Colette Garrigan : De l’autre côté du miroir
Le Théâtre La Chapelle, en collaboration avec Casteliers, présente Crowning Glory, la plus récente pièce de Colette Garrigan. Une invitation à accompagner les ombres et les objets de l’autre côté du miroir.
Même si elle vit entre la France et l’île de La Réunion depuis 20 ans, Colette Garrigan, cofondatrice de la compagnie Akselere, n’a jamais perdu son charmant accent anglais. Quand elle a quitté son Liverpool natal pour aller étudier la marionnette à Charleville-Mézières, elle se passionnait pour le théâtre d’ombres et ne se doutait pas qu’elle en viendrait à jouer les actrices à ce point. Ses spectacles sont aujourd’hui fortement déterminés par sa présence sur scène; c’est elle qui raconte et qui incarne le personnage central en interagissant avec des objets et des ombres.
"C’est grâce à mon metteur en scène, Sylvain Diamand, dit-elle, que je vais maintenant aussi loin dans le jeu d’acteur. Il m’a encouragée à oser entrer dans des sujets et des niveaux d’émotion que je n’aurais pas imaginés, mais avec une distance narrative tout de même, pour raconter très théâtralement. Je m’éloigne donc beaucoup du castelet dans ce spectacle, mais je fais un travail très important sur les objets, les ombres et les éléments de décor, avec lesquels j’entre en relation comme avec des marionnettes."
La formule, déjà mise à l’épreuve dans la pièce Sleeping Beauty (une variation sur le thème de la Belle au bois dormant vue à Montréal en 2008), est encore une fois au service d’une fable qui a toutes les apparences d’un conte de fées, en fait d’un morceau tiré d’Alice au pays des merveilles, ou plutôt du roman suivant de Lewis Carroll, De l’autre côté du miroir. "C’est une inspiration lointaine, explique Garrigan. Je m’intéresse à l’idée du miroir, qui me permet une réflexion sur les images que l’on se fabrique à propos de nous-mêmes et sur la manière dont les autres projettent sur nous toutes sortes d’images. Je crois qu’il est nécessaire de renverser le miroir pour se percevoir autrement et grandir, comme Alice qui devient une reine à la fin de son périple. Je me suis imaginé une sorte de rite initiatique, une transformation qui s’opère en plusieurs étapes, dans un salon de coiffure. D’abord, s’asseoir sur la chaise, recevoir le shampoing, puis les premiers coups de ciseaux, puis passer de l’autre côté du miroir."

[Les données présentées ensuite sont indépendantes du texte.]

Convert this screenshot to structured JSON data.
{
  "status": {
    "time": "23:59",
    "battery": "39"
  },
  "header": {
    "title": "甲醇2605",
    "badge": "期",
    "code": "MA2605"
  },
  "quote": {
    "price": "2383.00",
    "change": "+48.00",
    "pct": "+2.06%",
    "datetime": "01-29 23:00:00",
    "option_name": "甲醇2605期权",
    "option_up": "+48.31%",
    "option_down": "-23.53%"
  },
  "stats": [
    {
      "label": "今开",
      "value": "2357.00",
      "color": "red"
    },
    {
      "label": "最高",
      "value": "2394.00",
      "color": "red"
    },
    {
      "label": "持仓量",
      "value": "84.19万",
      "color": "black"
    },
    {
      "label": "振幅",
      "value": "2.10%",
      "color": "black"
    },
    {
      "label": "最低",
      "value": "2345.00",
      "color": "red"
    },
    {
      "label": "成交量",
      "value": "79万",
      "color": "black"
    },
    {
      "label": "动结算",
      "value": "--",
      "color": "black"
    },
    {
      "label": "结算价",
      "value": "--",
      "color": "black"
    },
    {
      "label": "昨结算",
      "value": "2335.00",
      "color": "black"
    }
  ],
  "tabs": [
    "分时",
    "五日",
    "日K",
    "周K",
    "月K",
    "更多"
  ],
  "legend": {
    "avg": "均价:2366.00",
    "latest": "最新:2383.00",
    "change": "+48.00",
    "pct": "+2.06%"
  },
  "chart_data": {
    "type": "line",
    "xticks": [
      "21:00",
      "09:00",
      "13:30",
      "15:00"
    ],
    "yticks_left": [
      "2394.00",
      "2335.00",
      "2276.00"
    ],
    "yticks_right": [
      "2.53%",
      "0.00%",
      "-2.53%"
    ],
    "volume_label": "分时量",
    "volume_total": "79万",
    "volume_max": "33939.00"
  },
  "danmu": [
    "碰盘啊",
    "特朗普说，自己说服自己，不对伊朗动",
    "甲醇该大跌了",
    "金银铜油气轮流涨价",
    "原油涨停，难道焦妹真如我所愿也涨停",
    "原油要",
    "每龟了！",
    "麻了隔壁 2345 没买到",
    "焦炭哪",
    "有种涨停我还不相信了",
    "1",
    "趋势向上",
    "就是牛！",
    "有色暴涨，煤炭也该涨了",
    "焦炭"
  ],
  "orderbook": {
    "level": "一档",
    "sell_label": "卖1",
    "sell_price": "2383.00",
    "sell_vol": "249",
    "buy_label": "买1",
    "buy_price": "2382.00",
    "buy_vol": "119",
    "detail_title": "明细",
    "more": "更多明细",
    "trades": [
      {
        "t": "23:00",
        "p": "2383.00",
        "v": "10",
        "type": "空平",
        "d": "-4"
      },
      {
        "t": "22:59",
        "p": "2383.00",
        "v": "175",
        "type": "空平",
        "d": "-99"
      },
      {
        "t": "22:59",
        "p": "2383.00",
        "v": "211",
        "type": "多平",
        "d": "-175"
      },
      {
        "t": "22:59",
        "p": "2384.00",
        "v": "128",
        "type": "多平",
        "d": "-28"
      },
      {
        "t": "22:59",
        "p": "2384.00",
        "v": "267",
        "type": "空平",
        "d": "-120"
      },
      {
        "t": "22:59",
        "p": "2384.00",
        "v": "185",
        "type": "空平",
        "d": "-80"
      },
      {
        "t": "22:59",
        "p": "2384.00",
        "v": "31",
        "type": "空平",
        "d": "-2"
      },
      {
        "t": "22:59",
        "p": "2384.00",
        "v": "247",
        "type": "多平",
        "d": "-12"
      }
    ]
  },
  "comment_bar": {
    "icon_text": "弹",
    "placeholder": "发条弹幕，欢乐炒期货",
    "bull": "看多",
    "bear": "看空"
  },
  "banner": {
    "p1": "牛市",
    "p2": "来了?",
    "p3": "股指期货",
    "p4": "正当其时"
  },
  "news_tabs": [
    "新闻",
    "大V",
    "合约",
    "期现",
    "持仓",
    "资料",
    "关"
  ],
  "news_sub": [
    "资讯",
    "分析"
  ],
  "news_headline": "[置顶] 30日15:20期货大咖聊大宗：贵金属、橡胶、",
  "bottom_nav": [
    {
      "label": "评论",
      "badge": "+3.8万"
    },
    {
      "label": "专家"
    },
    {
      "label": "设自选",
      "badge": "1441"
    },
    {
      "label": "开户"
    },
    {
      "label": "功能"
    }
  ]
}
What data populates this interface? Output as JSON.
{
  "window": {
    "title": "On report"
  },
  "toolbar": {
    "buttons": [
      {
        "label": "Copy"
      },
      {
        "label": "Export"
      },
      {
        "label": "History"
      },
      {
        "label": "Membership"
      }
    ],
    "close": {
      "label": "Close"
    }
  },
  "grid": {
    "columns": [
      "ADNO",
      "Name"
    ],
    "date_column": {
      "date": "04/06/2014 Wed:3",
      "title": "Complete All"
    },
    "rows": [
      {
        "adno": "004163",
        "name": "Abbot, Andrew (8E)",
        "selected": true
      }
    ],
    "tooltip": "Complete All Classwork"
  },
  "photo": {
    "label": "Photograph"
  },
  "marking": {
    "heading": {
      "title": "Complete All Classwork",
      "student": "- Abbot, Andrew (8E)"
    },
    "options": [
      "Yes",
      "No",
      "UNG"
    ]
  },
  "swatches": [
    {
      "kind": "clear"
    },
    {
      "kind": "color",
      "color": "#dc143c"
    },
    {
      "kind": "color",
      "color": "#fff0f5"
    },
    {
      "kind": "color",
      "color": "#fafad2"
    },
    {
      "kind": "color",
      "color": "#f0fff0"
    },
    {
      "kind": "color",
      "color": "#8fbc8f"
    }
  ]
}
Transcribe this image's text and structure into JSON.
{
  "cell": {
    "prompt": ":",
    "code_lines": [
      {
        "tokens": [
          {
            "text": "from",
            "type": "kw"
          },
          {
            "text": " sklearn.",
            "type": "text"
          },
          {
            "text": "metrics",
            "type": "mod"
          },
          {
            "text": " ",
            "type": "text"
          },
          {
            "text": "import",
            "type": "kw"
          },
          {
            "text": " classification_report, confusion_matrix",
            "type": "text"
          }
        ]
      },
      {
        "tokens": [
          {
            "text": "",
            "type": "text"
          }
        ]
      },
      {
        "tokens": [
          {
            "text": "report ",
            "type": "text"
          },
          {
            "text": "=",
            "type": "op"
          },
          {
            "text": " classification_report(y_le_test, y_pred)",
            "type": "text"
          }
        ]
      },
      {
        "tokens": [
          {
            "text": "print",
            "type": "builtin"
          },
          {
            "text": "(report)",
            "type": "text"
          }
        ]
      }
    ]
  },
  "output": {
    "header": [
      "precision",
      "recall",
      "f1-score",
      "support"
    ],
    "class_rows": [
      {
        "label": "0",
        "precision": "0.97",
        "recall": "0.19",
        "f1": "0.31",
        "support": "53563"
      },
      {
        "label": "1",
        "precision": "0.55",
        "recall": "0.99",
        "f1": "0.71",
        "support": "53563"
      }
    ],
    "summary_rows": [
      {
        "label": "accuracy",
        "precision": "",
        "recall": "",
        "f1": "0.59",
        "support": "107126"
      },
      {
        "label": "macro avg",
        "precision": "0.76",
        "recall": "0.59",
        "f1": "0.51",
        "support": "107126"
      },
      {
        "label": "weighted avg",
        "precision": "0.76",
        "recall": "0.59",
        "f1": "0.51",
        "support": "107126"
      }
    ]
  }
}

Ainsi se produit une transformation pour la "cliente imaginaire", mais surtout pour la coiffeuse qui, en plongeant de plus en plus dans le récit, retrouve la reine qui se cachait à l’intérieur d’elle-même. Derrière le miroir, un autre monde est possible. Comme chez Lewis Carroll, l’univers ludique imaginé par Garrigan évoque une autre réalité, l’idée qu’il faut oser transformer le monde dans lequel on vit.
"Ma mission n’est pas de changer le monde, mais ça se fait malgré moi. Le théâtre de marionnettes et d’ombres évoque tout le temps la transformation et propose un appel au changement. Mais je n’essaie pas de projeter mon histoire de salon de coiffure sur des thématiques sociales précises. Ce que j’essaie de dire, peut-être, c’est qu’il faut cesser de mettre les problèmes du monde sur le dos des autres et qu’il faut poser des gestes personnels. Si on avait tous le courage de se regarder et de s’accepter, peut-être qu’un autre monde serait possible."